If you had to invent a fixing that was specifically designed to rust and become all but useless, I think you’d be hard pressed to come up with anything that beats a weedy, little split pin. Especially when that weedy, little split pin is sitting in a blast of road grime. Sadly there are castle nuts & split pins aplenty on the rest of the suspension. Trying to straighten the tails of the split pins and pull them out just results in the heads cracking due to rust damage, so I resort to snapping the heads and tails off with a little metal fatigue.

I also quickly learnt a new lesson: scrub the threads of the bolt with a wire brush before attempting to remove the nut.

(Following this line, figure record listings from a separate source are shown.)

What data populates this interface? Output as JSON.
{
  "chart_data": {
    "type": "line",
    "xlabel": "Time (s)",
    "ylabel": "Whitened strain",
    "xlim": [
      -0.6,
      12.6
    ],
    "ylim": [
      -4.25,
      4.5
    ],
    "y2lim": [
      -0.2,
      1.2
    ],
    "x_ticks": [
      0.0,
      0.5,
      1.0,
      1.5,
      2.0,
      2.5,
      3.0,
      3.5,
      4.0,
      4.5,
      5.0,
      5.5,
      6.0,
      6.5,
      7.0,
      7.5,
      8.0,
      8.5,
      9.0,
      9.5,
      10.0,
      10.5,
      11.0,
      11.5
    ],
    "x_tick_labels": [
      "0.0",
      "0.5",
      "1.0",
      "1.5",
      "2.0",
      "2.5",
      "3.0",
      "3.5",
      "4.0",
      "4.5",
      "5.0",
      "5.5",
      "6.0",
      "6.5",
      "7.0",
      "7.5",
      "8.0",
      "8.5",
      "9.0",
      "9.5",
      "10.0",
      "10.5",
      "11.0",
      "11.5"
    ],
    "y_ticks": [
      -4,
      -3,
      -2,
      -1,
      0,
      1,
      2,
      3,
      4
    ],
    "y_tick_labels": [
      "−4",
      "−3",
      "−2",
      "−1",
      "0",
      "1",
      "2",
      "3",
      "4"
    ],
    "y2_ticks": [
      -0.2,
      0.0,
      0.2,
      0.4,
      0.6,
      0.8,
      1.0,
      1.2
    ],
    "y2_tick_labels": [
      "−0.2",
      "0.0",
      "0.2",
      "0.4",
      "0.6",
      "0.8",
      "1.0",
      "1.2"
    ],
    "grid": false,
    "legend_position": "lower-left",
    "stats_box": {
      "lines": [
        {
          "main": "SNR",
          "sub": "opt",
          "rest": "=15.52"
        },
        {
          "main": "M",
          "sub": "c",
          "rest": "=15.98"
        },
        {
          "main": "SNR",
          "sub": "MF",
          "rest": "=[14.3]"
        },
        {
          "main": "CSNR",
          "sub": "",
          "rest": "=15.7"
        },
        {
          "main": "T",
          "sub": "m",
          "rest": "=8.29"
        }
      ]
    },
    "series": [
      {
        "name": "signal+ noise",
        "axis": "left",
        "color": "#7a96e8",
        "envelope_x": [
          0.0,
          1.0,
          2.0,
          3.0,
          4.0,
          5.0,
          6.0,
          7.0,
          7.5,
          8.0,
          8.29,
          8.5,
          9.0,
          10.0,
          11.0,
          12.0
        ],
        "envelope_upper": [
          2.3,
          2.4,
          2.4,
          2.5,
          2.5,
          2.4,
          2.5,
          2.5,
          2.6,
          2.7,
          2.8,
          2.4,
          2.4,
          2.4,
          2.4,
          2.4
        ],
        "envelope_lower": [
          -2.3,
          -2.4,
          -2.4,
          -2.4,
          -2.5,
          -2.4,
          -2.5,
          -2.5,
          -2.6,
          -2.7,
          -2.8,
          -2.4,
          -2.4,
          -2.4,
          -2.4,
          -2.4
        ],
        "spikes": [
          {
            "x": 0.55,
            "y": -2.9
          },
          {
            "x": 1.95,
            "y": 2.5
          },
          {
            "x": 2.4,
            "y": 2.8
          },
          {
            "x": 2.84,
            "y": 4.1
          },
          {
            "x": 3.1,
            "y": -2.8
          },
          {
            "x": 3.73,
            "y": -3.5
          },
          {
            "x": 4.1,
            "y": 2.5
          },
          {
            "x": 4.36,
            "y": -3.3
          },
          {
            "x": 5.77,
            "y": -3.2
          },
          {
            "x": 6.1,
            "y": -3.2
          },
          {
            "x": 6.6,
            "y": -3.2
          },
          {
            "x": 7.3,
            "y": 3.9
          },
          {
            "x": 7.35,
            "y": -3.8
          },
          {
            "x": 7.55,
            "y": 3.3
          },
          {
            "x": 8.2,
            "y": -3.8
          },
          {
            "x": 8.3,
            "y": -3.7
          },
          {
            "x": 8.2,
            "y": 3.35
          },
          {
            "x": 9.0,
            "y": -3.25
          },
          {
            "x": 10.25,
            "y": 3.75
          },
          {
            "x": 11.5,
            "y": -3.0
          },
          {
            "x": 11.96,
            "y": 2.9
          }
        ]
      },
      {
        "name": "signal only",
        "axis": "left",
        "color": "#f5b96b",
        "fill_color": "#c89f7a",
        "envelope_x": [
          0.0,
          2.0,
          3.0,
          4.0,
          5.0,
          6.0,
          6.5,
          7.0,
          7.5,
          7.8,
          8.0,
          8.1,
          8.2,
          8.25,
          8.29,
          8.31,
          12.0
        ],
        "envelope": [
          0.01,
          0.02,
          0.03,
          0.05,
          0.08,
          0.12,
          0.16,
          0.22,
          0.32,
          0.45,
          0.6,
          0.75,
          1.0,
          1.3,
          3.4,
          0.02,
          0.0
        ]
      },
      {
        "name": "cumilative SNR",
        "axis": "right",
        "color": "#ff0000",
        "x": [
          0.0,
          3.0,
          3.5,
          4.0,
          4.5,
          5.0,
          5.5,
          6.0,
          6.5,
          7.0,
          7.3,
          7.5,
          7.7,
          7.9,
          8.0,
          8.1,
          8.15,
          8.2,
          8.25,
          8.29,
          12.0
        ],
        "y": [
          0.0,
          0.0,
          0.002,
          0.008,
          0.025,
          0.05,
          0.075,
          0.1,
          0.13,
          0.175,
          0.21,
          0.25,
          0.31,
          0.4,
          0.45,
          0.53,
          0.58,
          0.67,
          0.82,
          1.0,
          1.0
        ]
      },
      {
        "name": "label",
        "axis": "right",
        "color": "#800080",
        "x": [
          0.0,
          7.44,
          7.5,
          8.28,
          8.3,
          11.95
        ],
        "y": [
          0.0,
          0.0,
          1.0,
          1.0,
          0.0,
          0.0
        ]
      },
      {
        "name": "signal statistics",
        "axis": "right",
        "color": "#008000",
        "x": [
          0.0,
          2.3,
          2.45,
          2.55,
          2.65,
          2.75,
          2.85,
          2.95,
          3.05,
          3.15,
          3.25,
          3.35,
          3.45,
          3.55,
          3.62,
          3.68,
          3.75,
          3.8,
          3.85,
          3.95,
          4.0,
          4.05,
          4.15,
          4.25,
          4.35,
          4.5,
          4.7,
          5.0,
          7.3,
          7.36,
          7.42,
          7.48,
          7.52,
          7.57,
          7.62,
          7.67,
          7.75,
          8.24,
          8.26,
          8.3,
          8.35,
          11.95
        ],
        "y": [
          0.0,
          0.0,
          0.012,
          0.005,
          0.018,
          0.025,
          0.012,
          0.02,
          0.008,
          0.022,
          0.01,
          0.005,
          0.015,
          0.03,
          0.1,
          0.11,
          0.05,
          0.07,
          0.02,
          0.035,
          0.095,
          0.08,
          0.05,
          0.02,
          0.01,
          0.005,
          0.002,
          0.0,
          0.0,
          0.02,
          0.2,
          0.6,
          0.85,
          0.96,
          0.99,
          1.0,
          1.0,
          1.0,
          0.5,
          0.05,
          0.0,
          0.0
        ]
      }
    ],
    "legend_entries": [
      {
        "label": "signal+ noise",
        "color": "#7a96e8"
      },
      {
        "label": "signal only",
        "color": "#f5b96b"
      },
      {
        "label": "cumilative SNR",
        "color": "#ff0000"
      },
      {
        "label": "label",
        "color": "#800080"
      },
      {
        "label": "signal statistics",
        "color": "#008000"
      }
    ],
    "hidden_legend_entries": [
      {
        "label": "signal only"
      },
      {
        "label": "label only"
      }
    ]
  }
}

Anyway, I get the all the wishbone pivot nuts loose, remove the outer pivot and off comes the wishbone and spring pan, ready to be re-united with the spring from earlier.

bouncy bits

I’m not quite sure what happened with separating the taper joint on the steering arm. Not having a ball joint splitter to hand, I’d tried the double-hammer technique, the single-hammer technique and the cursing-loudly technique to no avail. I popped round to the nearside to start tackling some of the suspension jobs, then came back to fiddle with the offside kingpin only to spot that the joint had come loose while I wasn’t looking!

bouncy bits

I’m not keen on going through all that again on the nearside, but luckily I’m able to borrow a splitter from a friend.